O Conselho Nacional dos Procuradores-Gerais (CNPG) montou uma espécie de vigília para impedir que emendas ao pacote anticorrupção aprovadas pela Câmara dos Deputados resista ao Senado.
Em reunião realizada nesta quarta-feira (30), os procuradores-gerais de todos os Estados brasileiros definiram uma frente de ação para tentar demover senadores de acolher o texto-base proveniente da Câmara.
Na madrugada de quarta, deputados desfiguraram o projeto original das Dez Medidas de combate à corrupção sugerido pelo Ministério Público. A alteração que mais preocupa os procuradores-gerais é a previsão de punição de investigadores por crime de abuso de autoridade.
“Principalmente, o que mais preocupa são as expressões muito vagas, como investigação ‘temerária’. O que é temerária? Não tem conceituação jurídica”, criticou Gianpaolo Smanio, procurador-geral de Justiça de São Paulo.
Para ele, a redação torna subjetivo o julgamento de um crime de responsabilidade e deixa em aberto o que é passível de criminalização. O texto aprovado pela Câmara prevê pena de detenção ao investigador de seis meses a dois anos.
No entendimento dos procuradores-gerais, não apenas a Operação Lava Jato está em risco como também investigações locais de crimes de prefeitos e improbidade administrativa.
Se aprovado o projeto, “retrocederemos 30 anos. Todo o arcabouço de legislação que foi construído de investigação, de probidade, de busca de meios de combater corrupção serão desprezados”, disse Smanio.
A semelhança com a Operação Mãos Limpas, na Itália, ficaria ainda mais flagrante. Após a operação, houve um movimento de enfraquecimento do Poder Judiciário, (do qual o Ministério Público italiano faz parte), a corrupção aumentou e tudo o que foi construído se perdeu, disse Smanio.
Outras duas alterações que acenderam o alerta vermelho dos investigadores são a exclusão do enquadramento como crime de enriquecimento ilícito e a perda dos bens adquiridos ilicitamente.
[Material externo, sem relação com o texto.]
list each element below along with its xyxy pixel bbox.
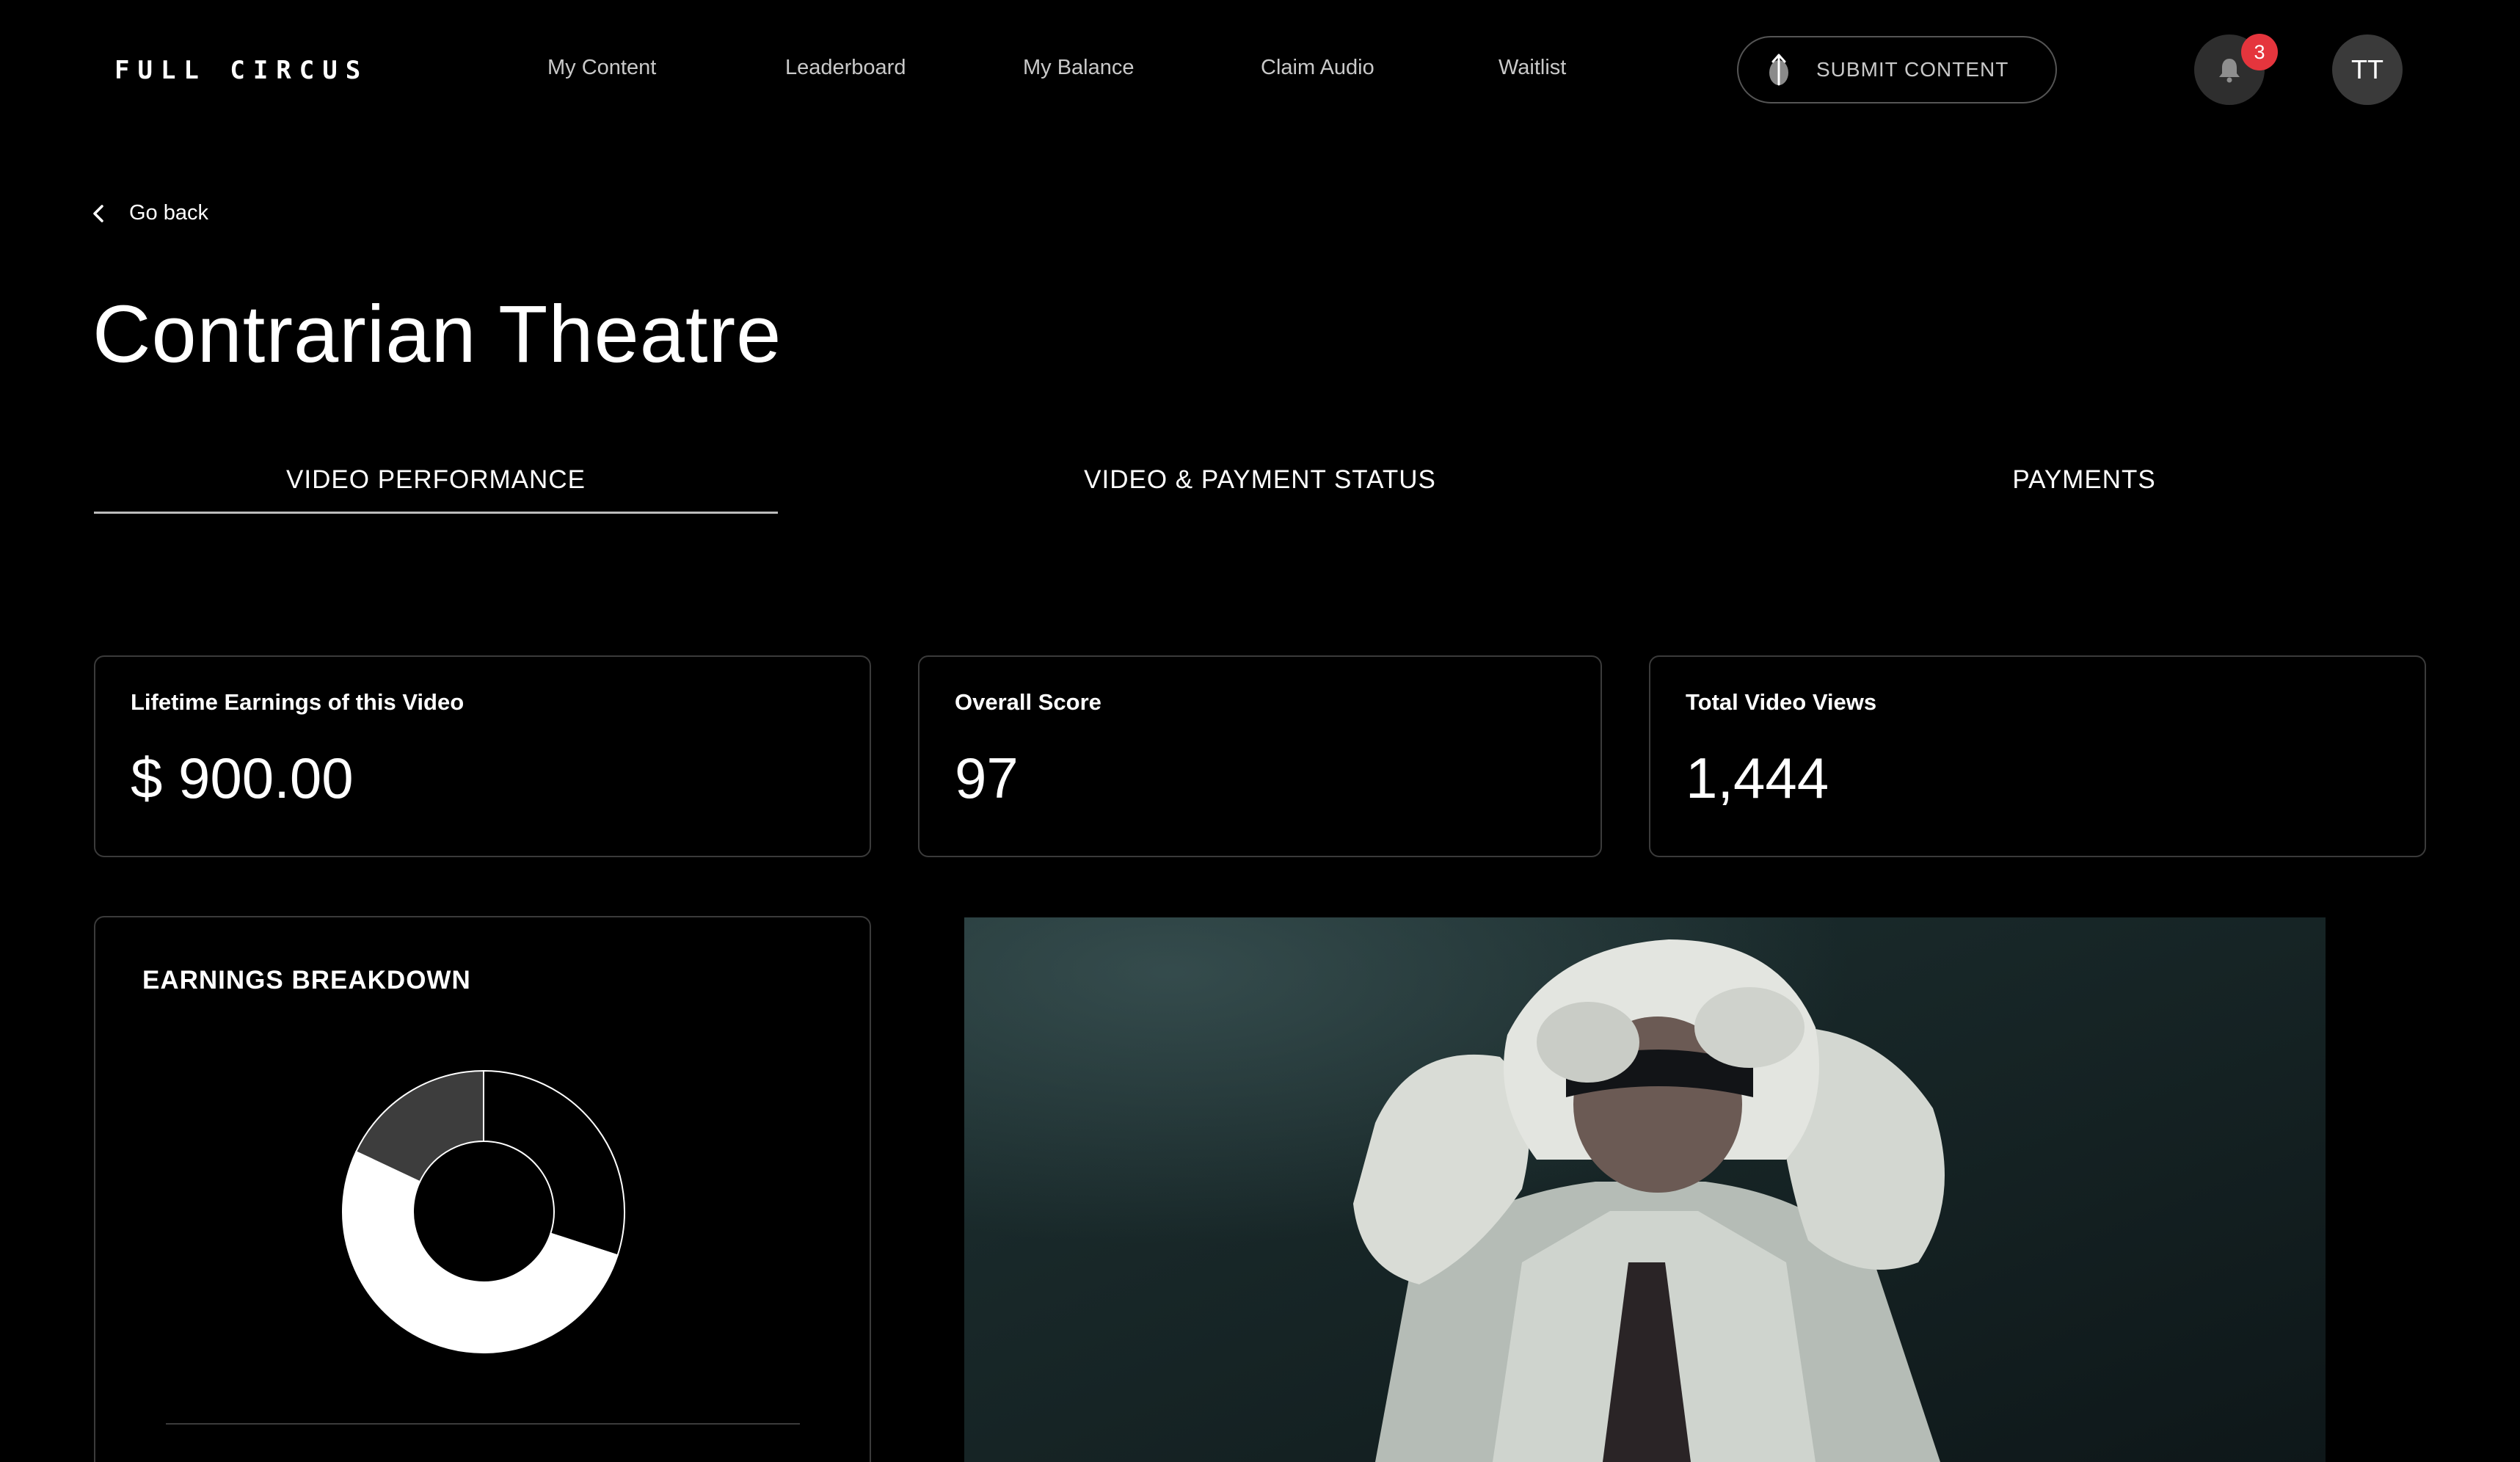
go-back-link[interactable]: Go back bbox=[92, 201, 208, 225]
overall-score-label: Overall Score bbox=[955, 689, 1101, 715]
lifetime-earnings-label: Lifetime Earnings of this Video bbox=[131, 689, 465, 715]
upload-icon bbox=[1769, 54, 1788, 86]
nav-waitlist[interactable]: Waitlist bbox=[1498, 56, 1566, 80]
nav-my-content[interactable]: My Content bbox=[547, 56, 656, 80]
overall-score-value: 97 bbox=[955, 746, 1019, 810]
go-back-label: Go back bbox=[129, 201, 208, 225]
page-title: Contrarian Theatre bbox=[92, 289, 782, 379]
tab-video-performance[interactable]: VIDEO PERFORMANCE bbox=[286, 465, 586, 495]
page: FULL CIRCUS My Content Leaderboard My Ba… bbox=[0, 0, 2520, 1462]
total-views-card: Total Video Views 1,444 bbox=[1649, 655, 2426, 857]
chevron-left-icon bbox=[93, 204, 103, 222]
avatar[interactable]: TT bbox=[2332, 34, 2403, 105]
tab-video-payment-status[interactable]: VIDEO & PAYMENT STATUS bbox=[1084, 465, 1436, 495]
active-tab-indicator bbox=[94, 512, 778, 514]
logo[interactable]: FULL CIRCUS bbox=[114, 56, 368, 85]
tab-payments[interactable]: PAYMENTS bbox=[2012, 465, 2155, 495]
submit-content-button[interactable]: SUBMIT CONTENT bbox=[1737, 36, 2057, 103]
total-views-value: 1,444 bbox=[1686, 746, 1829, 810]
nav-claim-audio[interactable]: Claim Audio bbox=[1261, 56, 1374, 80]
video-frame bbox=[964, 917, 2326, 1462]
lifetime-earnings-value: $ 900.00 bbox=[131, 746, 354, 810]
notification-badge: 3 bbox=[2241, 34, 2278, 70]
nav-my-balance[interactable]: My Balance bbox=[1023, 56, 1135, 80]
earnings-donut-chart bbox=[342, 1069, 625, 1353]
nav-leaderboard[interactable]: Leaderboard bbox=[785, 56, 906, 80]
overall-score-card: Overall Score 97 bbox=[918, 655, 1602, 857]
bell-icon bbox=[2219, 59, 2240, 83]
video-player[interactable] bbox=[964, 917, 2326, 1462]
lifetime-earnings-card: Lifetime Earnings of this Video $ 900.00 bbox=[94, 655, 871, 857]
earnings-divider bbox=[166, 1423, 800, 1425]
earnings-breakdown-title: EARNINGS BREAKDOWN bbox=[142, 966, 471, 994]
earnings-breakdown-card: EARNINGS BREAKDOWN bbox=[94, 916, 871, 1462]
submit-content-label: SUBMIT CONTENT bbox=[1816, 58, 2009, 81]
donut-slice-0 bbox=[483, 1069, 625, 1256]
total-views-label: Total Video Views bbox=[1686, 689, 1877, 715]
“O crime, a corrupção não podem compensar nem econômica nem pessoalmente. É preciso aprimorar os instrumentos de combate à corrupção e não diminuí-los e dificultar a vida do investigador”, afirmou o procurador-geral paulista.
O CNPG elencou uma série de tentativas de reduzir a autonomia do Ministério Público que já foram rejeitadas pelo Congresso Nacional e pela população, como a PEC 37.
As manifestações de junho de 2013 adotaram a rejeição dessa proposta de emenda à Constituição como uma de suas principais bandeiras. (A PEC previa poder exclusivo à polícia para tocar investigações criminais, excluindo essa competência do Ministério Público.)
“Esse projeto de lei reaviva coisas da época da Lei Maluf”, disse Smanio, em referência à tentativa do deputado Paulo Maluf (PP-SP) de aprovar a também chamada Lei da Mordaça, em 2010, que previa institutos similares aos aprovados de madrugada como a prisão de investigadores.
A justificativa usada por congressistas para defender o projeto é evitar abuso de autoridade. Para o CNPG, contudo, a fiscalização do investigador já existe, por meio de instituições como o Conselho Nacional do Ministério Público e o Conselho Nacional de Justiça.
“Não há necessidade de criminalizar a conduta de investigação”, concluir Smanio.